At the Alankuppam night school, for instance, a voluntary teacher teaches traditional bhajans on weekends and this has created a special atmosphere in the school.
At the Kottakarai night school, disco music is in and the children are encouraged to improvise lively dances.
The day school children, with the hostel boys as leaders, have been trained in singing and dancing and they take great pride in performing for village festivals.
Two children are studying Bharat Natyam in Pondicherry and they pass on what they learn to others. Teachers also learn the tabla, guitar and the harmonium. They share what they learn with the students.
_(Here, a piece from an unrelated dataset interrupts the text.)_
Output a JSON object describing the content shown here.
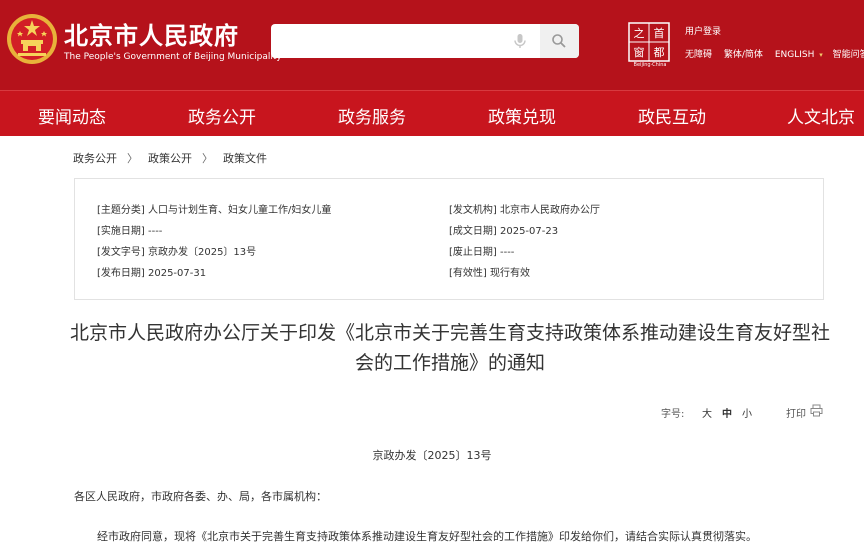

Besides music, the other most important element in the entire programme is 'the cultivation of the unexpected'. Time tables and formal routines are discouraged and the ability to break into musical performance at the drop of a hat is practiced very much to the delight of the visitors. Spontaneity and liveliness are considered to be the important qualities to be brought out in the child over and above the inculcation of good behaviour and the imparting of information, although the need for literacy, fluency of verbal expression and numeral ability are not neglected.
However, the chief area of research at the Kottakarai schools is that of living together. In our large house, there live one Dutch Aurovilian, two village women (widows) with there three children and six boys from the village.
It all functions like a big family, with no formal designation: each one participating in the work according to her or his capacity.
In the construction of the new school building and the roof repairs of the house, for instance, all the residents participate when they are not busy with their regular duties, whether at school or in the training programme.
The style of life and work is very informal and lively, completely non-conventional and, therefore, very educative. No prejudices or assumptions stand unchallenged as East meets West, rich meets poor, illiterate meets the academic... on the basis of a shared life.